At NJMC we have embraced the government’s cyber security efforts and are now in the processes of obtaining our first Cyber-Essentials certification.
Cyber Essentials helps prevent the vast majority of cyber-attacks. Even a simple virus or piece of malware can result in loss of company and client data, disrupt cashflow and take up staff time. Any of data could breach the Data Protection Act /GDPR and lead to fines or prosecution.
Having our first Cyber Essentials certification will:
· Protect our organisation against common cyber threats
· Show our customers that we take this issue seriously with our multi-layer Cyber Security Policy
· Enable us to bid for Government contracts because since October 2014 Cyber Essentials has been mandatory for suppliers of Government contracts which involve handling personal information and providing some ICT products and services.
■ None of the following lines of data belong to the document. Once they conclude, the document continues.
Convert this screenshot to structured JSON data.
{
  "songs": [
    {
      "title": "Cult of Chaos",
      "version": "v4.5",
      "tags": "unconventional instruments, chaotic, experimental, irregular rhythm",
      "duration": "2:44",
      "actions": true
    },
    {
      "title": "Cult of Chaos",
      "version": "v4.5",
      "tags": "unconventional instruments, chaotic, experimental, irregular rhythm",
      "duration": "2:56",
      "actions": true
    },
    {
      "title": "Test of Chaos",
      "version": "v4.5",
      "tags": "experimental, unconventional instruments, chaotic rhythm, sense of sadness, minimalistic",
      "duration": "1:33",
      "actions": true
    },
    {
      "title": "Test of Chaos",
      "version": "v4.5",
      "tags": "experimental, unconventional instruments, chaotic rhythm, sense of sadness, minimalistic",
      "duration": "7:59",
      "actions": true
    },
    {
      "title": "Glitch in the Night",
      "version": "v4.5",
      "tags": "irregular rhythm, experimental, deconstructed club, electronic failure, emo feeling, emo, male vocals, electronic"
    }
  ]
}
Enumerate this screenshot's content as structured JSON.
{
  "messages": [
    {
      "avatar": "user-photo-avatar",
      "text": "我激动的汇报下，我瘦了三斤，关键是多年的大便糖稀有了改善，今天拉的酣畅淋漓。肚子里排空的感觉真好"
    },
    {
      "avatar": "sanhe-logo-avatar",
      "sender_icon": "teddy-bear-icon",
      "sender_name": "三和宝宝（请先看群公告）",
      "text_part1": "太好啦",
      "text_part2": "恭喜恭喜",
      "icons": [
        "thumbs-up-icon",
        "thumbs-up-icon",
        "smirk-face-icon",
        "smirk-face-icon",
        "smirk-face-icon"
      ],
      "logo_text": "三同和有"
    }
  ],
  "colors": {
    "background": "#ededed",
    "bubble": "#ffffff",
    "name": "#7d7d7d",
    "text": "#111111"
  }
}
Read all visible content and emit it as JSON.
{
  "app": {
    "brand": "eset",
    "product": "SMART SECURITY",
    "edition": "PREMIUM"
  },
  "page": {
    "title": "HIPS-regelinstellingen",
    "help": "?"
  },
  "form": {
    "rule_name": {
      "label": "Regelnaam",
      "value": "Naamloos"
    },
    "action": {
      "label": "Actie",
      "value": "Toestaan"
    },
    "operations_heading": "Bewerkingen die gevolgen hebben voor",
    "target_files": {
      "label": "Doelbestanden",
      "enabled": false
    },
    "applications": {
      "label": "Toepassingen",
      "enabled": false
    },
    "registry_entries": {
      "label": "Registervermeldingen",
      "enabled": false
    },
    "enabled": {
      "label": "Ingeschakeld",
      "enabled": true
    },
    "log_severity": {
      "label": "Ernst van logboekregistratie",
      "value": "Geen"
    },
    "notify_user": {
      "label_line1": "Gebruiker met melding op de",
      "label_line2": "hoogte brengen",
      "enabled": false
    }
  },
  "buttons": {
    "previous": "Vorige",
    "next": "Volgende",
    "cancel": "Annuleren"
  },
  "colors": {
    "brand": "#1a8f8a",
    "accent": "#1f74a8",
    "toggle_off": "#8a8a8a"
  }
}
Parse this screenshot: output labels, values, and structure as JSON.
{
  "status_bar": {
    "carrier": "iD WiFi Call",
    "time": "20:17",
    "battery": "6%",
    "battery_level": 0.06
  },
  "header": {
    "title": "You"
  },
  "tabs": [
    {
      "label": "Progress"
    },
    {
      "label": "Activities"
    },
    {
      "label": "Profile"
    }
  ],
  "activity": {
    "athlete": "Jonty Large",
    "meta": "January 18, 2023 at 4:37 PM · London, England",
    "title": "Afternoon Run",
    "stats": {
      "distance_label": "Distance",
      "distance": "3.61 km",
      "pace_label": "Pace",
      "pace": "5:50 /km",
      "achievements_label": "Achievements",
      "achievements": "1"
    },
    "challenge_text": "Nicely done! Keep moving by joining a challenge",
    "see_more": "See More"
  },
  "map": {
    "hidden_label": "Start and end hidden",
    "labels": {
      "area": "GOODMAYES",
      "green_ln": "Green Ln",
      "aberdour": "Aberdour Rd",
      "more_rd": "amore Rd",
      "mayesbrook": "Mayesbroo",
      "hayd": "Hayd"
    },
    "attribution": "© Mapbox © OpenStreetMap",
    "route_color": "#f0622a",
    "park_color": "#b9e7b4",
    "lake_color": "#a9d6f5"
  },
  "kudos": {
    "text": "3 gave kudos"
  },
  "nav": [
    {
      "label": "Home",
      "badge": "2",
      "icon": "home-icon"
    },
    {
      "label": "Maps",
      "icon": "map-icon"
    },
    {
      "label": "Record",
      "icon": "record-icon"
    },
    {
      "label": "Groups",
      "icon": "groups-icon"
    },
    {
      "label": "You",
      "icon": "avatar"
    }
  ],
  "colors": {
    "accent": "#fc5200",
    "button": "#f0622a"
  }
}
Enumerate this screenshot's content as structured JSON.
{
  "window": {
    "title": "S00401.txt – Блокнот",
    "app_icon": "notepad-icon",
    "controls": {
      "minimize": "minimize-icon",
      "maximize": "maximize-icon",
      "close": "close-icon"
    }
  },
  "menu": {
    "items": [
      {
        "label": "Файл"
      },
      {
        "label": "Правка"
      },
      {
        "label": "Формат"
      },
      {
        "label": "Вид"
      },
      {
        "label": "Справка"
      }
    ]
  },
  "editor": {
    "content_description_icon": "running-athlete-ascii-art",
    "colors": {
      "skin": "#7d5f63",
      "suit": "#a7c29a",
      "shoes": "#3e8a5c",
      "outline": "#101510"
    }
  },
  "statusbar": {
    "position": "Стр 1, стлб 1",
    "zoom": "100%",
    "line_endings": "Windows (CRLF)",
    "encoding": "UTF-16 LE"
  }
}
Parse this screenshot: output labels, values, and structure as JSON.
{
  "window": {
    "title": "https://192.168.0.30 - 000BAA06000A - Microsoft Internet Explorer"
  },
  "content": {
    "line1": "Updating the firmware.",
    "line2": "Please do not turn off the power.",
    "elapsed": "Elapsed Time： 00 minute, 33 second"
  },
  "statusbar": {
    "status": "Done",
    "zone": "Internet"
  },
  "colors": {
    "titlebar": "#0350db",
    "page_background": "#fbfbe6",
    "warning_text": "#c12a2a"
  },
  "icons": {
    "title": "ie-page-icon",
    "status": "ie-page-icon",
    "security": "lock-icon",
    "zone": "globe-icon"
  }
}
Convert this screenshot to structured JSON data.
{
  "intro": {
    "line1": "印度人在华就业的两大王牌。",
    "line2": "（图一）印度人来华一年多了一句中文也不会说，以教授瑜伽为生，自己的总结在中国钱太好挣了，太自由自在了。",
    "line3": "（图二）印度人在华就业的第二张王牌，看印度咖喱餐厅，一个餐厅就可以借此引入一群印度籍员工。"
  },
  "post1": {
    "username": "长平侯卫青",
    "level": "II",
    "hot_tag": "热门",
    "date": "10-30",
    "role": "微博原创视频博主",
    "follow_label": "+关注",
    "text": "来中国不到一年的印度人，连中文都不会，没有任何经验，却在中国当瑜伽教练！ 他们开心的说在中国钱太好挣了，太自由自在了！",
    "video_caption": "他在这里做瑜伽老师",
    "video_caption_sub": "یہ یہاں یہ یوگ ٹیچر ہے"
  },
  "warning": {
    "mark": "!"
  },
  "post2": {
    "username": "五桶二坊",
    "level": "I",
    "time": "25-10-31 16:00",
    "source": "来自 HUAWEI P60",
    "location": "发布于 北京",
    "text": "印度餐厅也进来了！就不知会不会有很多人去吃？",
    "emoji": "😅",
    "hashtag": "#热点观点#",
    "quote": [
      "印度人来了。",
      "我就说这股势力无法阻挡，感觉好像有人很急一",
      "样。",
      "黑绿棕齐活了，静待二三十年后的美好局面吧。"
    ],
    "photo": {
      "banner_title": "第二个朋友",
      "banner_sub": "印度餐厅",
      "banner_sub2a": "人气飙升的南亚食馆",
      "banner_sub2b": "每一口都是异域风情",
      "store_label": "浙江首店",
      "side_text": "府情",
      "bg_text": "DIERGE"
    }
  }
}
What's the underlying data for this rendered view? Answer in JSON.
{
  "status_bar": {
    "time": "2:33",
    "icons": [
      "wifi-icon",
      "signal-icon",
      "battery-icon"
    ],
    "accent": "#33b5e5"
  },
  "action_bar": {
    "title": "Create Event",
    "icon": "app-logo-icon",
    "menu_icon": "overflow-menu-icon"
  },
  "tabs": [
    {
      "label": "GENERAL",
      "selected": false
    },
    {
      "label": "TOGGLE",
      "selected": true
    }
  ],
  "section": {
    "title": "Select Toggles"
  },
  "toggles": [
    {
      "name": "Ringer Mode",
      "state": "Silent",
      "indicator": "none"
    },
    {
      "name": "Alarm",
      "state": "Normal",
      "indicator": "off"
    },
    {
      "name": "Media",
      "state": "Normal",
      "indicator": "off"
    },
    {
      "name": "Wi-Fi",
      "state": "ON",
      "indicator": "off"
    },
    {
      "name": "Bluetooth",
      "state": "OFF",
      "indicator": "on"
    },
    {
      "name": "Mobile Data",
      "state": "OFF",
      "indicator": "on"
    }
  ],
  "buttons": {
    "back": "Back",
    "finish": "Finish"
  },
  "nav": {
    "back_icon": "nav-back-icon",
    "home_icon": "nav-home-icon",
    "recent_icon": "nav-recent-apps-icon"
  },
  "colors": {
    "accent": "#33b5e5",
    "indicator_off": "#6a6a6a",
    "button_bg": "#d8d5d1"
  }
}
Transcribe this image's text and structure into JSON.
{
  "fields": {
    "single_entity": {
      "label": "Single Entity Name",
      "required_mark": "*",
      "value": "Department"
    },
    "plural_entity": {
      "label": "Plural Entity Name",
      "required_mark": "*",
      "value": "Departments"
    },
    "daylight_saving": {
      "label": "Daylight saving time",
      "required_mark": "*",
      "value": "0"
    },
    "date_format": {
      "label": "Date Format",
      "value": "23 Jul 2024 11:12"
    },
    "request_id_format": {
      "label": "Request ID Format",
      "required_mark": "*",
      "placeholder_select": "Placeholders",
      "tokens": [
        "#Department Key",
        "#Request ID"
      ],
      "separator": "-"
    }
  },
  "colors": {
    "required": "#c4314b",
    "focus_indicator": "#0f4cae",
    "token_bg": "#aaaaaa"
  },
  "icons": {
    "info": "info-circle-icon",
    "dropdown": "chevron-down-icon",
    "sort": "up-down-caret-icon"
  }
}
Holding a Cyber Essentials badge enables us to bid for these contracts.
Why Not ISO27001?
The International Standards Organisation offers internationally recognised certification in the form of ISO27001. This certification helps a business to become a proactive, not a reactive business. The planning ahead involved in establishing certification means you reduce the risk of threats that could prove, at best embarrassing or, at worst, put your business at great risk, be it from legal, reputation or financial repercussions. While ISO27001 is a certification we are already starting to prepare for it is not our first cyber-security target. As all of our suppliers and service providers are already ISO27001 certified we felt the best value we could add for our clients was to obtain the UK government’s CyberEssentials and CyberEssentials+ first and then leverage the work done for those to step into ISO27001.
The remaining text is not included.